If your garage sensor isn’t working as it should, all your belongings inside aren’t safe, including cars, garden tools, and working tools. Testing the sensor now and then ensures that you instantly know when there’s something wrong, and you can work on fixing it before unfortunate incidents occur.
If you don’t know how to test garage door sensors, we’ll show you how to do it, and we’ll tell you what to do afterward.
How to Test Garage Door Sensors in 4 Easy Steps
Testing the garage door sensor is easy and quick. It’ll take you less than an hour to ensure it’s working correctly and keeping your belongings protected. Here’s how to do it in four easy steps.
Step 1: Use Cardboard Boxes
To test the garage door sensor, we’ll use cardboard boxes. The first thing you should do is determine the height of the sensor. When choosing the cardboard boxes, make sure they’re higher than the sensors’ height, so they’ll detect them.
Next, grab a box and put it in the garage doorway, placing it in front of the sensors. Press the button that closes the garage door, and watch it descend. If it gets close to the box, then starts opening again, returning to its original place, your sensors are working.
On the other hand, if the door keeps going down, crushing the box in the process, that means there’s something wrong with your sensor.
Step 2: Adjust the Sensor Alignment
The most common problem in garage door sensors is the alignment, so that’s the first thing you should check when the sensors aren’t working.
To do so, take a look at both sensors. You’ll find an LED light on the exterior of each one. If one of the lights is blinking, that’s a confirmation that the sensors aren’t aligned. To fix the issue, tighten the screw that’s attaching the sensor to the bracket.
If it’s already tight enough, the bracket likely needs to be bent back into position. After you do either step, the LED should stop blinking, and your sensors should start working.
Step 3: Test the Sensors Again
After you’re done aligning the sensors, open the garage door and throw away the box that you have crushed before. Grab a new box and put it in the same place, then press the button that closes the door.
If the alignment is the only problem, the door should come close to the box, then return back up to open. If it continues to come down, closing in on the box and crushing it again, the alignment may not be the only issue.
In this case, it’s time to check the lenses to see if they’re dirty.
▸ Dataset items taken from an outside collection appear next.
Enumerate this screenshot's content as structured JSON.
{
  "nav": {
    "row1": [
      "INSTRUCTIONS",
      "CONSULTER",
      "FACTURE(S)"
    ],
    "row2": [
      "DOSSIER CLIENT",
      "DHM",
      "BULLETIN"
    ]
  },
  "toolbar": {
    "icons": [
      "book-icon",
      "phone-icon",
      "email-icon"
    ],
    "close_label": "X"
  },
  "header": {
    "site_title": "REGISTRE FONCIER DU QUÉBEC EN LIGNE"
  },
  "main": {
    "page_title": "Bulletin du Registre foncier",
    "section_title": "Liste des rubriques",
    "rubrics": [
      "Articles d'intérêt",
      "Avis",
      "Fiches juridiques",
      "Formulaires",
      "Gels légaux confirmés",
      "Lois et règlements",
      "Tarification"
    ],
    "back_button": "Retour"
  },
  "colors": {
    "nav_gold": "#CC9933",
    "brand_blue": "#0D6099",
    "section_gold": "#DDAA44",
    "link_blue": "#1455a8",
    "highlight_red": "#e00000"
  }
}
Step 4: Clean the Lenses and Test Again
If you’re living somewhere with a lot of wind, pollution, or dust, there’s a high chance your lenses are too dirty to work properly. The dust build-up may be blocking the sensor, causing it to stop functioning.
To fix that, grab a soft, clean cloth and rub the lenses clean with it. Make sure to get any dirt and debris off the eyes and look around for spiderwebs. They could be the reason for the malfunction.
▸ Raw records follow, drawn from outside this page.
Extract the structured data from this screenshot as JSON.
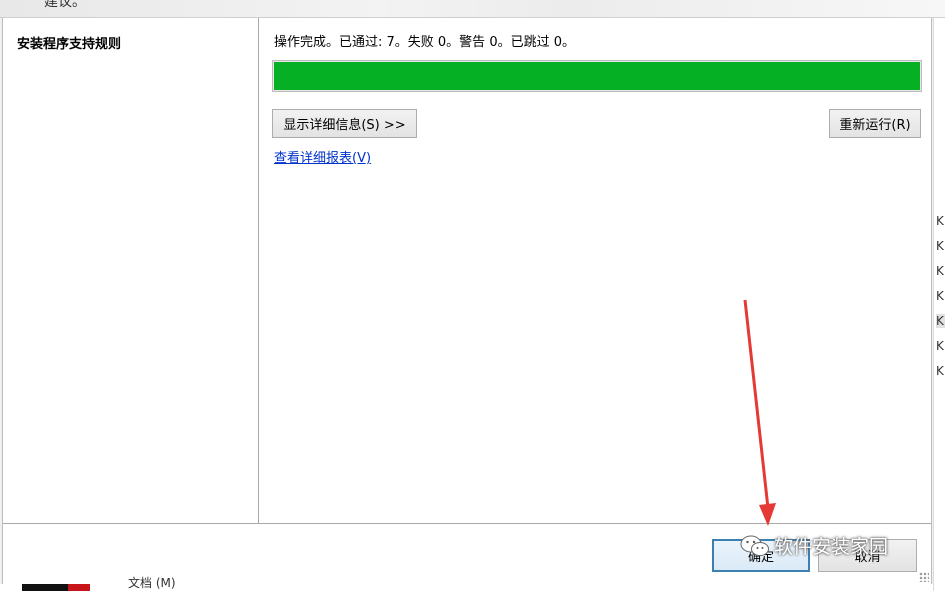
{
  "header": {
    "title_cut": "建议。"
  },
  "left_panel": {
    "step": "安装程序支持规则"
  },
  "main": {
    "status": "操作完成。已通过: 7。失败 0。警告 0。已跳过 0。",
    "progress_percent": 100,
    "details_button": "显示详细信息(S) >>",
    "rerun_button": "重新运行(R)",
    "report_link": "查看详细报表(V)"
  },
  "footer": {
    "ok_button": "确定",
    "cancel_button": "取消"
  },
  "watermark": {
    "text": "软件安装家园",
    "icon": "wechat-icon"
  },
  "background_window": {
    "right_items": [
      "KI",
      "KI",
      "KI",
      "KI",
      "KI",
      "KI",
      "KI"
    ],
    "bottom_text": "文档 (M)"
  },
  "colors": {
    "progress_fill": "#06b025",
    "link": "#0033cc",
    "arrow": "#e53935",
    "ok_border": "#3c7fb1"
  }
}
When you finish, test the door with another cardboard box. It should go back up to its place normally. If it doesn’t, there are a few extra things you may want to check. Let’s see what they are and how to make sure they aren’t causing the sensor malfunction.
What to Do If There’s Something Wrong With the Sensors
If you adjust the alignment and clean the lenses, and the sensors are still not working; there are a couple of troubleshooting steps to take. This way, you’ll know what’s wrong, even if you can’t fix it yourself.
Check for Anything Obstructing the Sensor Beams
Door sensors are extremely sensitive. If there’s any object obstructing their beam, even if it’s small, they won’t work. So, the first thing you should do is check if there’s an object close to the door that may be obstructing the sensors.
Look for any tool, box, or even a garden machine, like a lawnmower. You may even be parking your car too close to the doorway.
Check the Power Supply
Sometimes, a sensor malfunction may be a result of the lack of a power supply. The sensor may not be connected to the source, causing it to stop working. To check for that, take a look at the LED lights on both sensors.
If they’re both on, the power supply is okay. If one of them or the two are turned off, that means there’s a problem with the power supply.
Check the Sensors for Moisture
If you live somewhere moist, or the moisture levels in your garage are high, the sensor may have gotten wet on the inside. It may also happen if your sensor got exposed to rain or droplets from your sprinkler system.
We all know water and home appliances are enemies, and sensors aren’t an exception. Moisture can ruin anything if it sits inside long enough.
Check the insides of your sensors for any moisture. If there’s any, make sure to dry it properly and attach the sensors back again.
Check for Any Wear and Tear
Cheap garage door sensors can break apart pretty fast, and they’ll stop functioning if they endure too much wear and tear. If your sensor isn’t working, check it for any damage or signs of broken or torn wires.
That’s not necessarily for cheap or affordable sensors; we can say the same about sensors that have been in use for more than ten years. That long time can affect the functionality of any sensor, no matter how expensive it is.
Any problem with garage door sensors should be quickly fixed. Otherwise, you may find the garage door closing on your car one day. Even worse, everything inside becomes at risk of being stolen.
For your own peace of mind, do regular checks for the sensor, and carry out the troubleshooting steps to know where the problem is.